Thank you in advance.

Answer 1

1. You are right.

• The naturalness problem has been formulated as that the loop correction to the scalar mass squared is quadratically divergent, using the momentum cutoff $\Lambda$, $$ \delta m^2 \propto \Lambda^2. \quad \text{(wrong)} $$ The most misleading consequence is that a light field, e.g. in the Standard Model, would give divergent correction as above. This cannot be.
• After renormalization, the cutoff must disappear in the observable quantity. As you said the loop correction by the $b$ field is $$ \delta m^2 \propto M^2 \log M. $$ If the $b$ field is light so that $M$ is comparable to the original Higgs mass, this correction is sizably small.
• However, this also shows the UV sensitivity of the scalar field.
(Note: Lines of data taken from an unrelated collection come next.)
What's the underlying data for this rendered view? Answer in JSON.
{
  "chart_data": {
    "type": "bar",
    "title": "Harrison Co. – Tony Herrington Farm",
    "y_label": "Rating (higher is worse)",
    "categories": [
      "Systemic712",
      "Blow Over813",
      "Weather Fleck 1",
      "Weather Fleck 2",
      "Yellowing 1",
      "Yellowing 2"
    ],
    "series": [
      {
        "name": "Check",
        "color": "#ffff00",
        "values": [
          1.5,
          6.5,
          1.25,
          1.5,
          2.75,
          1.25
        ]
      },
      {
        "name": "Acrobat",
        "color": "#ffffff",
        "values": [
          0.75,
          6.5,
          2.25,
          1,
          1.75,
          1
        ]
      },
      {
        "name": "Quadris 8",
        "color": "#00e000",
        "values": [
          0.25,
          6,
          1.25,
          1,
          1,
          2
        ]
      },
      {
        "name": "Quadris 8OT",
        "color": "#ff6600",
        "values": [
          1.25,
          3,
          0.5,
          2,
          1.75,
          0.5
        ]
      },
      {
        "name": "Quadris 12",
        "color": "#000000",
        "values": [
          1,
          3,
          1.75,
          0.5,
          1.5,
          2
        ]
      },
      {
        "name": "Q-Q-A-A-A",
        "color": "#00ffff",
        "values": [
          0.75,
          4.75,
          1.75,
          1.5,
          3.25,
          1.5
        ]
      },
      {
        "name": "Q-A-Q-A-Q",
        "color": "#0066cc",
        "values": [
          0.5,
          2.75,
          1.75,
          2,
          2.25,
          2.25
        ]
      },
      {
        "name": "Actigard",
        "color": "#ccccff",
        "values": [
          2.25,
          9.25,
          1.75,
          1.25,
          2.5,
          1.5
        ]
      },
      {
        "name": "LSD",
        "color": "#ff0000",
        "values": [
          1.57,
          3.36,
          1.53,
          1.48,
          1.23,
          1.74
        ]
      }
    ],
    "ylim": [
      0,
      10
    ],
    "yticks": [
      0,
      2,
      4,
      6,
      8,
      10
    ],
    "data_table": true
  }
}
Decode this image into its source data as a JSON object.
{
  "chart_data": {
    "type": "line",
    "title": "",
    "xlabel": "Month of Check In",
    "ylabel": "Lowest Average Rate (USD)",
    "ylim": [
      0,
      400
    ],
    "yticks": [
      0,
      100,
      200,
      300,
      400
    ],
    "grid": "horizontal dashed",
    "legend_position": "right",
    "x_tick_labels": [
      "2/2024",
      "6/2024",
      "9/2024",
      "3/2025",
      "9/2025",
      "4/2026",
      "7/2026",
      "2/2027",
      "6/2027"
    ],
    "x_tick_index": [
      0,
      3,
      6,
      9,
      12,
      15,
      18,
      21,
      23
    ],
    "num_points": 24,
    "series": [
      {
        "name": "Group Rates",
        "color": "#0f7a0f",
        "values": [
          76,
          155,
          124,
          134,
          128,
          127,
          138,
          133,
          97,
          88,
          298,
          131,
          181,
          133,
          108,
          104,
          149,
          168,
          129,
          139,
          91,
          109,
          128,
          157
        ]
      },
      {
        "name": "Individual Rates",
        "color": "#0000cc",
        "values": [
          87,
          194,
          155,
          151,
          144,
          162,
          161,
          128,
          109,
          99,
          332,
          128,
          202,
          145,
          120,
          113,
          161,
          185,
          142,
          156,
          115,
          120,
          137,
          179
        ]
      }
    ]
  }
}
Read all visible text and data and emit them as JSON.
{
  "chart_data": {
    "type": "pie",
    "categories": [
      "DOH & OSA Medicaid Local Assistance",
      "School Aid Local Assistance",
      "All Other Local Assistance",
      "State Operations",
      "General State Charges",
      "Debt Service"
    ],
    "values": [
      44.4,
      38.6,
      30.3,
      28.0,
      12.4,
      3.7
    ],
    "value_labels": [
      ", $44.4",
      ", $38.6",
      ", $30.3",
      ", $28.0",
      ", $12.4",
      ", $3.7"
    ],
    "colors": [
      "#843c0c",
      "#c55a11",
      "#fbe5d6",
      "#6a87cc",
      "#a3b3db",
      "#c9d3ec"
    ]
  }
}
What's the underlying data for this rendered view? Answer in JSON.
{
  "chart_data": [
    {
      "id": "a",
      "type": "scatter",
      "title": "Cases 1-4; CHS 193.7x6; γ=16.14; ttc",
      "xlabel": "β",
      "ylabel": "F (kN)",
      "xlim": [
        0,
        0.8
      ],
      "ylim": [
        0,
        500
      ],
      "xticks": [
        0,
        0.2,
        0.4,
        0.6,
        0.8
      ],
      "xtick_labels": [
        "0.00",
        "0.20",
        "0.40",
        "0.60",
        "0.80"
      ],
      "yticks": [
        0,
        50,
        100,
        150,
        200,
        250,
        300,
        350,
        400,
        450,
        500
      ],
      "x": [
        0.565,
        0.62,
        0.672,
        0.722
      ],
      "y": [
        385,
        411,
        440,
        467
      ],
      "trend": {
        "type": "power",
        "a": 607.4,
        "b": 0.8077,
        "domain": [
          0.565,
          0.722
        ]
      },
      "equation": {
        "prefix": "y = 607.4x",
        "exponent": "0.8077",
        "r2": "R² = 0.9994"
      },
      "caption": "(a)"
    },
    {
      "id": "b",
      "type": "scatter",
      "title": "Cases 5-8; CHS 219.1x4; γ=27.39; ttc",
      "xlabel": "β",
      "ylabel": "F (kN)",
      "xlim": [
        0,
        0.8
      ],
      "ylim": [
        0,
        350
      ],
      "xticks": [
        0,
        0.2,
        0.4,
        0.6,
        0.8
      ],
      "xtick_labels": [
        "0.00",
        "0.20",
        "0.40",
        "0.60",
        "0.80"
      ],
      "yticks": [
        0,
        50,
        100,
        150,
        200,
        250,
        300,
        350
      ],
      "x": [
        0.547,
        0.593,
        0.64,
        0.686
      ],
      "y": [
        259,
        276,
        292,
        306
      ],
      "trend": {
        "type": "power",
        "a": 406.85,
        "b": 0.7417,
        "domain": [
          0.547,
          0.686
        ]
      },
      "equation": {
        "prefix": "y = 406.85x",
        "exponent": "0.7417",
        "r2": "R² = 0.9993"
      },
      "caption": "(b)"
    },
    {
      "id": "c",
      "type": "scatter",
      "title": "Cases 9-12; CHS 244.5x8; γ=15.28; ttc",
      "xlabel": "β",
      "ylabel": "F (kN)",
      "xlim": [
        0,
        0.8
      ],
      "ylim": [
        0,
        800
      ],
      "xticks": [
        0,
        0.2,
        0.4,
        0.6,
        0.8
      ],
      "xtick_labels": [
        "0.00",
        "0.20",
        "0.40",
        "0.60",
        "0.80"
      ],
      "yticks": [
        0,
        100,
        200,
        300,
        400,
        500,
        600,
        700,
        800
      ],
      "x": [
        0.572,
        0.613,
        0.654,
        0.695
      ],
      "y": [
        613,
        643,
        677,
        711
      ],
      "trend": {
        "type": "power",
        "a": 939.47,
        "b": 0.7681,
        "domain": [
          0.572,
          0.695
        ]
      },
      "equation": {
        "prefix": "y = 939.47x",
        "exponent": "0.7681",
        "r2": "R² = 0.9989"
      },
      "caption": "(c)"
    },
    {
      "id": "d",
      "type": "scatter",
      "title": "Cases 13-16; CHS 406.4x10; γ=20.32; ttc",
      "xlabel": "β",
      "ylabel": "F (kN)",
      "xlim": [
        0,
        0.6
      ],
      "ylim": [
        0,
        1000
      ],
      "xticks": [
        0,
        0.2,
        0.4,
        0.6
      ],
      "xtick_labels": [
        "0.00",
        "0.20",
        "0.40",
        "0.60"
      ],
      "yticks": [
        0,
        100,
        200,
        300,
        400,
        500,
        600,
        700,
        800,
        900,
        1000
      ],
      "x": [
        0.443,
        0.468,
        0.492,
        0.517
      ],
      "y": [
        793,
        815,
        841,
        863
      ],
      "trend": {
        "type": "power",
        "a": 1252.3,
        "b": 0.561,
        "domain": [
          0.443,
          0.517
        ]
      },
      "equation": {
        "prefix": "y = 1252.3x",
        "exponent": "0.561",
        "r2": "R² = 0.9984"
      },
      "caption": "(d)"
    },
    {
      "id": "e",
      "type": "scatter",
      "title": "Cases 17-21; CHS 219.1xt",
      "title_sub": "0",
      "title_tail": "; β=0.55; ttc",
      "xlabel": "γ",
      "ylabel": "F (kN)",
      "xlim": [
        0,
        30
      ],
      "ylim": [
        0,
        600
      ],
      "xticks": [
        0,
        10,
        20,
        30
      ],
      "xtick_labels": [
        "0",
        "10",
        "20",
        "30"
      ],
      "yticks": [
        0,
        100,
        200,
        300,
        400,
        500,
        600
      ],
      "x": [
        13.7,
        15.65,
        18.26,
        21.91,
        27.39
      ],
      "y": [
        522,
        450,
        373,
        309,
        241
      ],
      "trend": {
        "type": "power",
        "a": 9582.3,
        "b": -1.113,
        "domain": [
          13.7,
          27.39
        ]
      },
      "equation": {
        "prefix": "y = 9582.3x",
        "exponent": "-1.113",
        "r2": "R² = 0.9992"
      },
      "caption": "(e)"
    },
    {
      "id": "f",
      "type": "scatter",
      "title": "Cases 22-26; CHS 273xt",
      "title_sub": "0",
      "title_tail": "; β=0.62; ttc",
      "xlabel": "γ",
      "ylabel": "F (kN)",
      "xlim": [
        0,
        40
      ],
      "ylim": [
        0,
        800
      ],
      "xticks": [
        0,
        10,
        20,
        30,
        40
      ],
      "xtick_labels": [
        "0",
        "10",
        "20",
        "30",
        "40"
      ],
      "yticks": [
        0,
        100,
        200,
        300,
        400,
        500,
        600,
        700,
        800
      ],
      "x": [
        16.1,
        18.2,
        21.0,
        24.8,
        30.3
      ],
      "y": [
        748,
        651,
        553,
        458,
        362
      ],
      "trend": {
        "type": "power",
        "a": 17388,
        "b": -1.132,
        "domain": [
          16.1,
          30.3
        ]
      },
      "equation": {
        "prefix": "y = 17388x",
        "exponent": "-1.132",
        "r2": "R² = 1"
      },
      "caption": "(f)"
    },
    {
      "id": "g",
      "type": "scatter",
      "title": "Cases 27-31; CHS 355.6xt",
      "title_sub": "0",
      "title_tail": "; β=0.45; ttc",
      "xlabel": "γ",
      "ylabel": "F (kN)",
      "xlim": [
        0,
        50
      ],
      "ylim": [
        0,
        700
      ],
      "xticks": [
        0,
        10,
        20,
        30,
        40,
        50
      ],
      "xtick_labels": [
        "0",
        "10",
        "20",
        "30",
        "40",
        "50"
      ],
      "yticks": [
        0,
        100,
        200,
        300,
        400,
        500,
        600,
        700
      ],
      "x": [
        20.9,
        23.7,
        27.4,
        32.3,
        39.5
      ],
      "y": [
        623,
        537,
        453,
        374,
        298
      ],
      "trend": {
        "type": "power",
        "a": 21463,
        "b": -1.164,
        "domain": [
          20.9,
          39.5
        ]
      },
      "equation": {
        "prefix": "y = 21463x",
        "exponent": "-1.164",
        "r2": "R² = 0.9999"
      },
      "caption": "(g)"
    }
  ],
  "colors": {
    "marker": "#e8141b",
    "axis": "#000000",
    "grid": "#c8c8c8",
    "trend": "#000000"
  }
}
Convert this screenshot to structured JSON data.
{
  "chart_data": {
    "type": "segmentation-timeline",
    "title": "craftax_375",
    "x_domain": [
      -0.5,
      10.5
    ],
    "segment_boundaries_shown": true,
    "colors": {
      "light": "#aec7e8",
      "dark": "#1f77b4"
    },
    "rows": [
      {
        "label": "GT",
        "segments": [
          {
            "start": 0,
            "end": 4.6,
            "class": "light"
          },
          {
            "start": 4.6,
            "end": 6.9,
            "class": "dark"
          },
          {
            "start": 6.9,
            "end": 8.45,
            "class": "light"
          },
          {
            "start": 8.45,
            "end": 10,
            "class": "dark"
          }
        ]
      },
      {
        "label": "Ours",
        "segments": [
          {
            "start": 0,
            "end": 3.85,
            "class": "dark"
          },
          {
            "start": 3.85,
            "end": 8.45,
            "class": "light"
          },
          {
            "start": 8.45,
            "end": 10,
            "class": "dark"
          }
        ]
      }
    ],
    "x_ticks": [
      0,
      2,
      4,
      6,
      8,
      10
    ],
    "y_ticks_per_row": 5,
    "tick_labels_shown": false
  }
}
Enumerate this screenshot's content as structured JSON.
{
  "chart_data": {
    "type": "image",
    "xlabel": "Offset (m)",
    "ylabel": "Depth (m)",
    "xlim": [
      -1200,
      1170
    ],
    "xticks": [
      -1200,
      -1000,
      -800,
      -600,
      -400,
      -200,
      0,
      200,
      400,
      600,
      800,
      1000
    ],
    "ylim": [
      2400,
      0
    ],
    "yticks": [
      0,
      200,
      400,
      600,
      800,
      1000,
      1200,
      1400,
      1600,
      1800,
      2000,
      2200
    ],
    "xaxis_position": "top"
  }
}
The larger the mass in the loop, the more correction to the Higgs mass. We may expect a bunch of fields at the GUT or the Plack scale $M \sim M_{\text{Pl}}$, which defines the naturalness problem.

2. Also, I agree with you. The observable Higgs mass is the entire combination. However, with some care.

• The pole mass is defined as the location of the pole of the propagator with loop correction by the self-energy $$ \Gamma^{(2)}(m_p^2) = [ m_B^2 - p^2 - \tilde \Sigma(p^2) ]_{p^2=m_p^2} = 0. $$ The pole mass itself has no predection because we defined it as above. For instance, if we take this as the renormalization condition, which is the on-shell renormalization scheme, any loop correction does not shift the location of the pole by construction.
• What is important is the departure of the scalar mass from the pole mass, as a function of scale or the external momentum $$ m^2 (p^2) = m_p^2 + \tilde \Sigma (p^2) - \tilde \Sigma (m_p^2) - (p^2-m_p^2) \frac{d \tilde \Sigma_p }{dp^2} (m_p^2). $$ The additional terms are from the field-strength renormalization. Recall that we can only measure the electric charge $e^2(p^2)$ with respect to the reference charge $e^2(0)$ defined at a scale $p^2=0$. Likewise, we may measure the relative scalar mass squared from the reference mass, here, the above pole mass.
• In the language or RG flow, the pole mass (or the renormalization condition in general) is like of the boundary condition that we freely set and the solution is the rest of the terms. The boundary condition is not a prediction, but the profile of the solution is the prediction.
• You may verify that the cutoff $\Lambda$ disappears. In fact, this is the formula giving us the loop correction of the $b$-field as above.
• Of course, we may take another reference mass which can always be transformed by a finite RG running.
• Lastly, in the effective field theory, the (bare) mass is not what is given but is a parameterization of our ignorance fitted by the experiment. How? We may observe the physical mass $m^2(p^2)$ at a scale and invert it. The most convenient one is again the pole mass $m_p^2$ and from which we can obtain the bare mass $$ m_B^2 = m_p^2 + \tilde \Sigma(m_p^2), $$ which you meant by $m(\Lambda^2)$.